In formal terms, awareness is defined as “an understanding of the activities of others, which provide context for your own activity.” In any collaborative work environment, being aware of the work of other team members and how it can affect one’s own work is crucial. Maintaining awareness ensures that individual contributions are relevant to the group’s work in general. Awareness can be used to evaluate individual actions against the group’s goals and progress, and it allows groups to manage the process of collaborative working .
Contributing to a software project requires a multitude of different kinds of awareness, ranging from high-level status information (e.g., What is the overall status of the project? What are the current bottlenecks?) to more fine-grained information (e.g., Who else is working on the same file right now and has uncommitted changes? Who is affected by the source code I am writing at the moment?). Awareness includes both short-term, momentary awareness (awareness of events at this particular point in time, such as the current build status) and long-term, historical awareness (awareness of past events, such as code evolution and team velocity). As the complexity of software systems grows, maintaining awareness of all relevant context is becoming increasingly challenging. To address this situation, many tools have been developed over the last decades to help developers maintain awareness of everything that goes on in a project.

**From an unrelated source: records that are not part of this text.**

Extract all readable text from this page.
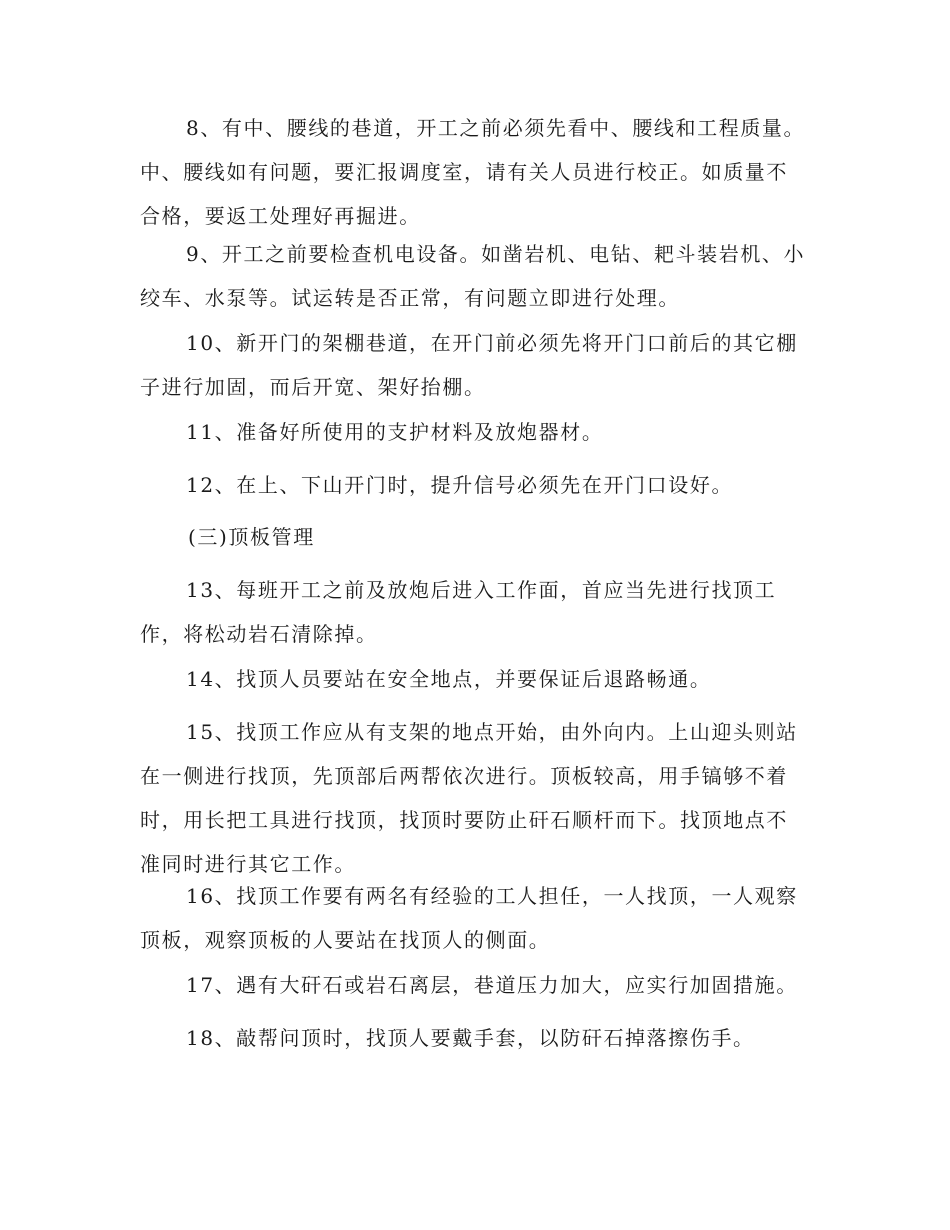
8、有中、腰线的巷道，开工之前必须先看中、腰线和工程质量。
中、腰线如有问题，要汇报调度室，请有关人员进行校正。如质量不
合格，要返工处理好再掘进。

9、开工之前要检查机电设备。如凿岩机、电钻、耙斗装岩机、小
绞车、水泵等。试运转是否正常，有问题立即进行处理。

10、新开门的架棚巷道，在开门前必须先将开门口前后的其它棚
子进行加固，而后开宽、架好抬棚。

11、准备好所使用的支护材料及放炮器材。

12、在上、下山开门时，提升信号必须先在开门口设好。

(三)顶板管理

13、每班开工之前及放炮后进入工作面，首应当先进行找顶工
作，将松动岩石清除掉。

14、找顶人员要站在安全地点，并要保证后退路畅通。

15、找顶工作应从有支架的地点开始，由外向内。上山迎头则站
在一侧进行找顶，先顶部后两帮依次进行。顶板较高，用手镐够不着
时，用长把工具进行找顶，找顶时要防止矸石顺杆而下。找顶地点不
准同时进行其它工作。

16、找顶工作要有两名有经验的工人担任，一人找顶，一人观察
顶板，观察顶板的人要站在找顶人的侧面。

17、遇有大矸石或岩石离层，巷道压力加大，应实行加固措施。

18、敲帮问顶时，找顶人要戴手套，以防矸石掉落擦伤手。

Given the plethora of information available, tools that support awareness for software developers inevitably need to abstract some details and have to aggregate information. This leads to risks. The aggregation of developer activity information has the potentially unintended side effect of quantifying the developer’s work, enabling productivity comparisons across developers and time. As an example, imagine a tool that aims to provide high-level information about what a developer is working on at the moment. Such a tool will likely be able to say that a developer is working on three features (by counting the open issues assigned to this developer, for example), but it might not be able to say that a developer is currently working on refactoring a database connector, fixing a bug in the persistence layer of the application, and improving the performance of a query (which would require an automated understanding of the semantics of the open issues). Of course, a tool could simply list all open issues, but this would lead to information overload.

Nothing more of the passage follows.